# 3B vs. AAN



## Asphalt Unlimited (May 24, 2008)

Ok so i plan on getting an already factory turboed 5cyl 20v (3B or AAN) and rebuild it on the bench, and then swap it into my '90 90Q 20v N/A, so that i have minimal down time with my car.
I've been doing research and the only big difference it seems between the 3B engine and the AAN engine is that the 3B is distributer and the AAN is coiled. Is it possible to make the AAN distributer without changing much over? because the 3B is a one year run motor over here in the US, and the AAN seems more easily obtainable. I'd like to keep my distributed ignition for now, because i'm not quite ready to go to a stand alone management yet. So if i find an AAN is it ok for a distributer? Thanks.
-Shaun


----------



## WRC_4kqt (Jul 2, 2008)

*Re: 3B vs. AAN (Asphalt Unlimited)*

There are other differences. The oil pan and intake manifold on the AAN will give you trouble with the location of the radiator. Plus the AAN is a serpentine belt vs. v-belt.

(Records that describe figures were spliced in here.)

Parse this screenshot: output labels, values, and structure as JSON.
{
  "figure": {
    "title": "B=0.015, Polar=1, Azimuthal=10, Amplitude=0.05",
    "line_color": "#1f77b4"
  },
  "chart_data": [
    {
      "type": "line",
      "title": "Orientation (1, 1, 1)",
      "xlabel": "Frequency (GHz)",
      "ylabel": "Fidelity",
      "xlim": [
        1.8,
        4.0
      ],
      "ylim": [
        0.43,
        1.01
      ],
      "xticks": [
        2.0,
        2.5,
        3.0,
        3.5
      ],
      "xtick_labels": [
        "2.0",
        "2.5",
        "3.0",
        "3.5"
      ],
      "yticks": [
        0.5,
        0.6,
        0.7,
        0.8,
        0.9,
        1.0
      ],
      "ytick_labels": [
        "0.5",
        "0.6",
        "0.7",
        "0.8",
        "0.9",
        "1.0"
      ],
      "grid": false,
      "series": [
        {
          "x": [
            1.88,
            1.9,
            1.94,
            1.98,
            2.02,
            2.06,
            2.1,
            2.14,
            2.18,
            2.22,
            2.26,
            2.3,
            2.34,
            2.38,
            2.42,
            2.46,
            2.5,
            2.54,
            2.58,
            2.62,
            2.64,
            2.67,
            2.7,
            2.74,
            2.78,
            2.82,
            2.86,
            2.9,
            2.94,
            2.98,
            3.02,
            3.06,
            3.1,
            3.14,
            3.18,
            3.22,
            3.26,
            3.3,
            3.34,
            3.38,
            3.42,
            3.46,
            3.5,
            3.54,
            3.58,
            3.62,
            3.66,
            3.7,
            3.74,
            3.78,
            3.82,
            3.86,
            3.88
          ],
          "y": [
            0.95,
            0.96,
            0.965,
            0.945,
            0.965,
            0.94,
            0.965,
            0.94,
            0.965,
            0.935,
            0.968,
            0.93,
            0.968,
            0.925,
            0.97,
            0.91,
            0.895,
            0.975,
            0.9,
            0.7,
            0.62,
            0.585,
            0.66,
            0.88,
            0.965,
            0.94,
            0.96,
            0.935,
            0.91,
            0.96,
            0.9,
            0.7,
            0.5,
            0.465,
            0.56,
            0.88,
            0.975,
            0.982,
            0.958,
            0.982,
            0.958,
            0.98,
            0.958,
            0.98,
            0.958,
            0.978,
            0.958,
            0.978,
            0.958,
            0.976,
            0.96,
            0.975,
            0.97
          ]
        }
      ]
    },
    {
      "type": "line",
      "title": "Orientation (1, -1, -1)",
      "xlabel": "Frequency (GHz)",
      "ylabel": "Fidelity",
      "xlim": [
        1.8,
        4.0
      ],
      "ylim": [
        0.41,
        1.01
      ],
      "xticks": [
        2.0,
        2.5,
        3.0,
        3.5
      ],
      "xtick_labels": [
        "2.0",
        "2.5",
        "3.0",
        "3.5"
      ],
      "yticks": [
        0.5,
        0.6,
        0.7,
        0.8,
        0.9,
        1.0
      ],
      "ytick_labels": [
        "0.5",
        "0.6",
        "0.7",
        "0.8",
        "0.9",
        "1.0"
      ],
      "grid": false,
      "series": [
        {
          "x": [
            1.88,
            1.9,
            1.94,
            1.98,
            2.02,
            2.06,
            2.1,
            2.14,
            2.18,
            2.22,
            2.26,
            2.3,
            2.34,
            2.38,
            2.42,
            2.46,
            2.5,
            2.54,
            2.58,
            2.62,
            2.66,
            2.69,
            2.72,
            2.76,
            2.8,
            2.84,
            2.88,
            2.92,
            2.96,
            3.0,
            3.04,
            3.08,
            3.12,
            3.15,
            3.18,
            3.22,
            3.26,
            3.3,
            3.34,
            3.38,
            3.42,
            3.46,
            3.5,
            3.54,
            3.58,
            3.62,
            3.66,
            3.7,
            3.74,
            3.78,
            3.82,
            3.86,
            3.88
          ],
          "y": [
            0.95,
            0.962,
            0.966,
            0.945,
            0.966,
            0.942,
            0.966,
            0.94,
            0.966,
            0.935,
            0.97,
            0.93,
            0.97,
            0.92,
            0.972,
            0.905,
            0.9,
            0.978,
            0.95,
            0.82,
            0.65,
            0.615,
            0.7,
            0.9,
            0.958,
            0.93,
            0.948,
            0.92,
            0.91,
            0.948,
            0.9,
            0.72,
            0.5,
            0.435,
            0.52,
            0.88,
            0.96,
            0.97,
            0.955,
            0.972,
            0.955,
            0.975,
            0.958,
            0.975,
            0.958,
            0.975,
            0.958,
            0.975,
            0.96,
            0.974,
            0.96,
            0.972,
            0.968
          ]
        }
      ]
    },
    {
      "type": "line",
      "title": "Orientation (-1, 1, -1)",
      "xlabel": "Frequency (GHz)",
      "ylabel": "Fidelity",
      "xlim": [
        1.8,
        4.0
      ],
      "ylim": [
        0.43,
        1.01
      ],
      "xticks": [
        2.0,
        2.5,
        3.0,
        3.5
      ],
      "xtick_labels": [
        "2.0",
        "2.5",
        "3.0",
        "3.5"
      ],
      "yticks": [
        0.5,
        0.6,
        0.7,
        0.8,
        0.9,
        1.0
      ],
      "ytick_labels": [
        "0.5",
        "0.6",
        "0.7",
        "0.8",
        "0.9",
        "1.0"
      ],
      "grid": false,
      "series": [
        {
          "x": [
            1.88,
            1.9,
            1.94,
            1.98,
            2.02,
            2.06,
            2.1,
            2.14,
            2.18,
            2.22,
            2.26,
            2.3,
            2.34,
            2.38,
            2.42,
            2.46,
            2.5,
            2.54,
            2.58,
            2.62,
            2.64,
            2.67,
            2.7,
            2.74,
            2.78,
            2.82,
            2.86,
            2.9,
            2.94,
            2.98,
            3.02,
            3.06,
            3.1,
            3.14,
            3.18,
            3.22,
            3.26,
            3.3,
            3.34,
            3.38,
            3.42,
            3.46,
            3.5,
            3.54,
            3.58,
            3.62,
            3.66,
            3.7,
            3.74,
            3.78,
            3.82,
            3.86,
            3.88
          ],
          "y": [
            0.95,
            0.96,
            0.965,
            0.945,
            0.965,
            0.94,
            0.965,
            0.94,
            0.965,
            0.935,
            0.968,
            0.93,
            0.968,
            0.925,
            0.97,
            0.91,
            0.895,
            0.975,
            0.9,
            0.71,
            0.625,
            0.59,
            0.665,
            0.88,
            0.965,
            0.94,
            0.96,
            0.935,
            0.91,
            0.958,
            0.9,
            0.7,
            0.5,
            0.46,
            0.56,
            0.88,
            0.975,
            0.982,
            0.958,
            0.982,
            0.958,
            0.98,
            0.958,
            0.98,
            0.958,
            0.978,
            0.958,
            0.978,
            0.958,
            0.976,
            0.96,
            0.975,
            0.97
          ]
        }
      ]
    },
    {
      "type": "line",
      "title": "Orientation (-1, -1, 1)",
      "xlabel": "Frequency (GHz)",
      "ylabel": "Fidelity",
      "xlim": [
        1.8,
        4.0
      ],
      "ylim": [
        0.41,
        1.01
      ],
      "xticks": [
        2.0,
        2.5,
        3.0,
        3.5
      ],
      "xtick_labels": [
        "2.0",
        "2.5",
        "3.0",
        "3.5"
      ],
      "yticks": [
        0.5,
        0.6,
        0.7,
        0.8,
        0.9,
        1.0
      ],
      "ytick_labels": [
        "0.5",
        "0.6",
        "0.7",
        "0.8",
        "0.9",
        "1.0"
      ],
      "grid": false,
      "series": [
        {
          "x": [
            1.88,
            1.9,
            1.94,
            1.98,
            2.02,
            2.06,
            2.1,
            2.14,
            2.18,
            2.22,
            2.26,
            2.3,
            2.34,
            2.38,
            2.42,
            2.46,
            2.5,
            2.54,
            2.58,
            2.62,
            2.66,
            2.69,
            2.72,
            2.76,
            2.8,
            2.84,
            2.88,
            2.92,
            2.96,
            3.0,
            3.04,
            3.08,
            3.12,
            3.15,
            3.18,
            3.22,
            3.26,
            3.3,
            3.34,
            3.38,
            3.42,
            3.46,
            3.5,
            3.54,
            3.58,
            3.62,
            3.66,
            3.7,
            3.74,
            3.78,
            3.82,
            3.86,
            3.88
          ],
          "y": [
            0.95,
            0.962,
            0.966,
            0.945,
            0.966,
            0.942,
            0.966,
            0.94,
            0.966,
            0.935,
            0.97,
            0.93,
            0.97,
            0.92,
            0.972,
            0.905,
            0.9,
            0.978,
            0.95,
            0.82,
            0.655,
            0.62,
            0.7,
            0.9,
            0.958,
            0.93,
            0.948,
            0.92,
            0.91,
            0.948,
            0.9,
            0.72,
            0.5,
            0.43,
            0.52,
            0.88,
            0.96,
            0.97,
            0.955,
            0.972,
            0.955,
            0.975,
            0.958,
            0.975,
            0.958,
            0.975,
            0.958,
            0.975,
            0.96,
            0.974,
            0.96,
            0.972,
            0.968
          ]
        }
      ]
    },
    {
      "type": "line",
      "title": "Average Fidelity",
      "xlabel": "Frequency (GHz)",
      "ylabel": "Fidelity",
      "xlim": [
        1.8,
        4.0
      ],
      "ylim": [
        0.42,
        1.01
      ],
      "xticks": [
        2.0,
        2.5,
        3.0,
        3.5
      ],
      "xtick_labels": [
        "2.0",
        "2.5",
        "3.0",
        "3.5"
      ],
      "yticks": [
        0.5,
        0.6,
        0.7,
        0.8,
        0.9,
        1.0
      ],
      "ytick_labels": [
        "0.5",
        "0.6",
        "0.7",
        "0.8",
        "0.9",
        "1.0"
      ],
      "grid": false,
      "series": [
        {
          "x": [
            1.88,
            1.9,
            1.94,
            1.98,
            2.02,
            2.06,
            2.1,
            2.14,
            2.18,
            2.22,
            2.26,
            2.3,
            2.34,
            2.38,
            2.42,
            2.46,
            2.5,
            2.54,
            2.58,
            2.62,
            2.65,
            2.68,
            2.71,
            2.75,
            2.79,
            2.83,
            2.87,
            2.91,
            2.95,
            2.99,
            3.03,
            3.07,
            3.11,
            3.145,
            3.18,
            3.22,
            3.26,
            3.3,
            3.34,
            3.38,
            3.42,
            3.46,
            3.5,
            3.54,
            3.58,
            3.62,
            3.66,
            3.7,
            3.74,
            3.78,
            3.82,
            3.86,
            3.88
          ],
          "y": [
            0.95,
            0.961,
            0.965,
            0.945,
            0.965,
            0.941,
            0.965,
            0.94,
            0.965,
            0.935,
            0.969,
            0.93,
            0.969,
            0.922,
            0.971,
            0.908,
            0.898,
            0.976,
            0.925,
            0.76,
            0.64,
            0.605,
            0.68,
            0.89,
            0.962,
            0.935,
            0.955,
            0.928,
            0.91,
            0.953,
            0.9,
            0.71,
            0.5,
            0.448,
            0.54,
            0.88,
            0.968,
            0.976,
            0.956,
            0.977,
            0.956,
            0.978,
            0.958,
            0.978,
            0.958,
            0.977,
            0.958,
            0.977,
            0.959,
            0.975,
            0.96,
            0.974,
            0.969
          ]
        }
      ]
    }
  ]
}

If you use the oil pan from your 7A and get either a 034 intake manifold, 3B manifold, or modify the AAN manifold the AAN will fit much easier.
Since you will need the ecu from the engine you swap in just stick with coils if you go with the AAN or distributor for the 3B. You won't need standalone to run the AAN as intended just a factory AAN ecu. Making an AAN a distributor motor is a step backwards and will be a lot of work.


----------



## Asphalt Unlimited (May 24, 2008)

*Re: 3B vs. AAN (WRC_4kqt)*

So i can take an AAN and put a 3B style intake on it so i don't have to worry about radiator interferance?


----------



## WRC_4kqt (Jul 2, 2008)

*Re: 3B vs. AAN (Asphalt Unlimited)*

If you do that I believe you will need to swap out the valve cover for a 3B or 7A, but then you will need different coils. You might also run into trouble with the fuel rail mounting, not sure on the fuel rail, it might fit fine.
The simplest, least swapped parts, would be to use the 034 manifold.


----------